Some recent economic developments in Japan

By David Andolfatto.

Most economic commentators seem to agree that the Japanese economy has been languishing for a very long time.  What is it about Japan that gives this impression? In this post, I suggest that while Japan certainly has its share of difficulties, the common impression of stagnant economic performance seems overstated.

For some people, almost everything you need to know about Japanese macroeconomic performance is encapsulated in this diagram:

This chart tells us that the Japanese economy produced about the same total yen value of goods and services in 2016 as it did in 2000. By way of contrast, the U.S. economy increased the total dollar value of its production by 80% over the same period of time.

But of course, our material living standards do not depend on the amount of dollars or yen an economy produces–these are just units of measurement. The diagram above would be fine to use as a comparison of macroeconomic performance if the purchasing power of dollars and yen remained stable over time. The following diagram shows that this has not been the case.

The general price level (a measure of the cost of living) rose by about 40% in the U.S. since 2000, while it declined by over 10% in Japan over the same period of time. (Note: the consumer price index behaves similarly in the U.S., but is flat for Japan over this sample period.) To put things another way, the U.S. economy has experienced inflation, while the Japanese economy has experienced deflation.

If we correct for the falling (rising) purchasing power of the dollar (yen), the first diagram above is altered as follows:

That is, since 2000, real income (nominal income adjusted for the cost of living) has risen by 35% in the U.S. and by 13% in Japan. That’s still a big gap between the two countries, though not nearly as big as the gap in nominal GDP.

But there’s something else to consider as well. The total income of a country also depends on population size. How much of the difference above is accounted for by different population growth rates? The following diagram provides the answer:

Real per capita income in both the U.S. and Japan is up about 13% and 10%, respectively, since 2000. That’s not a highly significant difference in my books, especially if we take the following into consideration. First, the recession in 2009 seems to have hit Japan much harder than the U.S. Second, in the middle of a sharp recovery dynamic from the 2009 recession, Japan suffered a severe earthquake/tsunami shock in April 2011. And third, just as the economy appeared to be recovering from this latter disaster, the Japanese government increased the consumption tax in April 2014.

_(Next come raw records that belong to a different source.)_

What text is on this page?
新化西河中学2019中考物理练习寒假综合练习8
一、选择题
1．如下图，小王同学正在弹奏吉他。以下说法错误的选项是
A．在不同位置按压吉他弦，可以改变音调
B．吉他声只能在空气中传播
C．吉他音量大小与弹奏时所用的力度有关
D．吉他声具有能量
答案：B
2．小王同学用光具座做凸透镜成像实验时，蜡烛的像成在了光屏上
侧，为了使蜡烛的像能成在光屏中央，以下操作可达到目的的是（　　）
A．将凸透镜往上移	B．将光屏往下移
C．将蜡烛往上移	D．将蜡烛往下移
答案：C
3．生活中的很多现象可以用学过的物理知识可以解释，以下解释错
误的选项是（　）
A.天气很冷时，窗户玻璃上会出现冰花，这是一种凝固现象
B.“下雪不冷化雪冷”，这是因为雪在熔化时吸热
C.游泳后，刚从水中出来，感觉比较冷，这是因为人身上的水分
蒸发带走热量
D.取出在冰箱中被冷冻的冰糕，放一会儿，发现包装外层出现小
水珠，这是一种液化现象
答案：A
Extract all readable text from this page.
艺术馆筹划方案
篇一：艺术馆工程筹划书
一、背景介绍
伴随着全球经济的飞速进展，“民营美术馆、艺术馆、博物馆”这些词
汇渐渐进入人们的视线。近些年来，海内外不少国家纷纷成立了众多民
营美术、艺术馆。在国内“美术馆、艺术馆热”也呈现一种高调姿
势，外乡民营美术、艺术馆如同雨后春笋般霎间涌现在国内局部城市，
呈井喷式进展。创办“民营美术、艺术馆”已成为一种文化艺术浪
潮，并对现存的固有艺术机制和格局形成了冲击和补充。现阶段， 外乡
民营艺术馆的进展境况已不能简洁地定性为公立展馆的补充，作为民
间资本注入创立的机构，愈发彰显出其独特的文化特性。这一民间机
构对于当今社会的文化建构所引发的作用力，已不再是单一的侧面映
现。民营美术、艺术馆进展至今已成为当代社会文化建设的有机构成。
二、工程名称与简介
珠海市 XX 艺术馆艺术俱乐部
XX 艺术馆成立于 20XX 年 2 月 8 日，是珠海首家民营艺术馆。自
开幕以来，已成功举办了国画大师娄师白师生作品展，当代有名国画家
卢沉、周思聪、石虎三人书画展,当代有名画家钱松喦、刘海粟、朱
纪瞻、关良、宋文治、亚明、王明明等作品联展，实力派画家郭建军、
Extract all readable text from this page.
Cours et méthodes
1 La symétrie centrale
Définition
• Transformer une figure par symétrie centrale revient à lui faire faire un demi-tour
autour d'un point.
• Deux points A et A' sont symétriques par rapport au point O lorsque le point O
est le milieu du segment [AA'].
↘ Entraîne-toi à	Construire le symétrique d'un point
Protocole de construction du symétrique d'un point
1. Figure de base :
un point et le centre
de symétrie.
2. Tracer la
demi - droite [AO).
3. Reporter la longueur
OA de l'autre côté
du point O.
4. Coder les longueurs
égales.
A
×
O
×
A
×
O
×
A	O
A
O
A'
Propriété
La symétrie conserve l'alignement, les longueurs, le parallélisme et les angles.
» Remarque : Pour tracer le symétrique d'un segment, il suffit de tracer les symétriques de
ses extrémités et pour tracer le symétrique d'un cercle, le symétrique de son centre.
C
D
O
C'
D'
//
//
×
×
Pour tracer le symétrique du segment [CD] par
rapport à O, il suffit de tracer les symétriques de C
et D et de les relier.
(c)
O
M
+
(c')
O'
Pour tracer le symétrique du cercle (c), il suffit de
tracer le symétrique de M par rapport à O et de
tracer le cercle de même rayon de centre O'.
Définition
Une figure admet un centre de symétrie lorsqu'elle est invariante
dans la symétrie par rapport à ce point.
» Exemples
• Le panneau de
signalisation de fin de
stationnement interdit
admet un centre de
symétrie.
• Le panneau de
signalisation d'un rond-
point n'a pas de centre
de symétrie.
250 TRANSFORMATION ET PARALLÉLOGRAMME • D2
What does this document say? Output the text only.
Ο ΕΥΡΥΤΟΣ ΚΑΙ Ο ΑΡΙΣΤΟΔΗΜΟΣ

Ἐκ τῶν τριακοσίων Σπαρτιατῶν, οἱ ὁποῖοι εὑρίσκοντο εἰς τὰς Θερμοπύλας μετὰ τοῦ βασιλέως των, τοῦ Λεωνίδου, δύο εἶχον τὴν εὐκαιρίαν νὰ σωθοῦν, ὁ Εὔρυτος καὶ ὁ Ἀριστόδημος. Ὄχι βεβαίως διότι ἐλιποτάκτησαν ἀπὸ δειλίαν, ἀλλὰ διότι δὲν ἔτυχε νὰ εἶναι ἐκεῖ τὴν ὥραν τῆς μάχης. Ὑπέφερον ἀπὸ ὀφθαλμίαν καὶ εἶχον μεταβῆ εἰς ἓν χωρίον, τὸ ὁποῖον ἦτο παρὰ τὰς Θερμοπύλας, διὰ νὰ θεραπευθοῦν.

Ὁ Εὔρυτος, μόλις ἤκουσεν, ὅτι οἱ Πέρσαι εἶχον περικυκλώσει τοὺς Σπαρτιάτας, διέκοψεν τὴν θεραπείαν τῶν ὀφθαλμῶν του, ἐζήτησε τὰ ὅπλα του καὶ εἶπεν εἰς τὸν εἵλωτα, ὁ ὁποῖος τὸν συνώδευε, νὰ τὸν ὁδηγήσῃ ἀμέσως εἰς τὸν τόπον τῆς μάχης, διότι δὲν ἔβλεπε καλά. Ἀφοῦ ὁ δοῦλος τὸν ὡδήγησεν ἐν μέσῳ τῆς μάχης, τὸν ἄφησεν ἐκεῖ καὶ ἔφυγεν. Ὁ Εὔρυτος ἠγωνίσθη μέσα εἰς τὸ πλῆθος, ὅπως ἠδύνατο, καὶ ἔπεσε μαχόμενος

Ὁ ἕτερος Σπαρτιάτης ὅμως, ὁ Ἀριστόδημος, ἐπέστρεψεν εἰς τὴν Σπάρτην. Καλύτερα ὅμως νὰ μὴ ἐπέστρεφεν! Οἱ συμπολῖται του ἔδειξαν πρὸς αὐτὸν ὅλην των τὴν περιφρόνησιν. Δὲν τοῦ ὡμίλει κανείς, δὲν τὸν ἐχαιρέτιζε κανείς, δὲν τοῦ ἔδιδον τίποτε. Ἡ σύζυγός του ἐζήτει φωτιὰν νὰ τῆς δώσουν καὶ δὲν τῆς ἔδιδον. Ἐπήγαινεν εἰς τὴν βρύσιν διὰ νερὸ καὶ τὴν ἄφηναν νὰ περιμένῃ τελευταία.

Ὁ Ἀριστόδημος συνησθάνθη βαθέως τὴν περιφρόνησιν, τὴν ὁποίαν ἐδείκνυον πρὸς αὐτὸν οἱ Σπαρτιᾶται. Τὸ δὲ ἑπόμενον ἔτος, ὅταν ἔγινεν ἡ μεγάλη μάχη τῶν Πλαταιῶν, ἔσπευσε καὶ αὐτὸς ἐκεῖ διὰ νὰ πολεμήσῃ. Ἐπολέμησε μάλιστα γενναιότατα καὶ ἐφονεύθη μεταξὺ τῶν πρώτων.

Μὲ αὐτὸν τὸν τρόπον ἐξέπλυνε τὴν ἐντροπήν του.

There are a couple of other things I’d like to mention about the comparison above. The growth in per capita RGDP in Japan in the early 2000s largely coincided with the Koizumi era. I’ve written about this here: Another Look at the Koizumi Boom. This growth episode was driven largely by a boom in private investment. It occurred at time of declining government investment spending, a sharp reversal of the the Bank of Japan’s QE program in 2006 and, of course, continued deflation. In the U.S. in the meantime, per capita RGDP grew by almost 9% over the three years 2003-2006. That’s a pretty high rate of growth by historical standards–did people really believe this to be sustainable? (Related post here: Secular Stagnation, Then and Now).

A big concern these days has to do with productivity growth. The value of production per employed person rose at more or less the same rate in both countries from 2000-2008. But labor productivity in Japan has lagged the U.S. since then.

I suspect that some of the divergence since 2008 might be explained by composition bias. That is, in a recession, the average quality of labor rises because it is the less-skilled that are let go. We know that the employment to population ratio declined sharply in the United States in 2009 and has not yet recovered, while it declined only slightly in Japan and has since then recovered.

Here is what the picture looks like in terms of production per hour worked (data only available until 2014):

It’s interesting to compare this labor productivity dynamic with real wage rates. Here, I report two measures of real wages, each of which tell the same basic story:

Note: I’m not entirely sure whether bonuses or non-wage benefits are included in the compensation measures used to compute real wages above. Assuming that these measures are roughly comparable, the divergence between the two series is really quite striking. In Japan, in particular, while labor productivity has generally been rising, the compensation to labor has essentially flat lined. I suspect that some of the post 2014 productivity and wage dynamic for Japan may be related to the increase in the employment of low-wage workers.

Prime Minister Shinzo Abe’s policy reforms (Abenomics) are motivated by a desire to increase long-run economic growth (RGDP or per capita RGDP). It’s not clear to me how monetary policy is supposed to help in this endeavor. I do not believe that achieving the 2% inflation target will have any significant consequences for real economic growth. (And in any case, I do not think the target is even feasible given present circumstances, see: The Failure to Inflate Japan.) On the fiscal policy front, I think the April VAT increase was a mistake–I do not think Japan’s fiscal situation is as dire as many make it out to be (see previous link). The third of Abe’s arrows–structural reform–seems like the only real hope. Some of these reforms are evidently targeted at relaxing restrictions on immigrant labor. But it’s unlikely in my view that this will do much to mitigate the effects of Japan’s aging (and declining) population. And it’s not entirely clear what effect the proposed reforms will have on Japan’s stagnating real wages.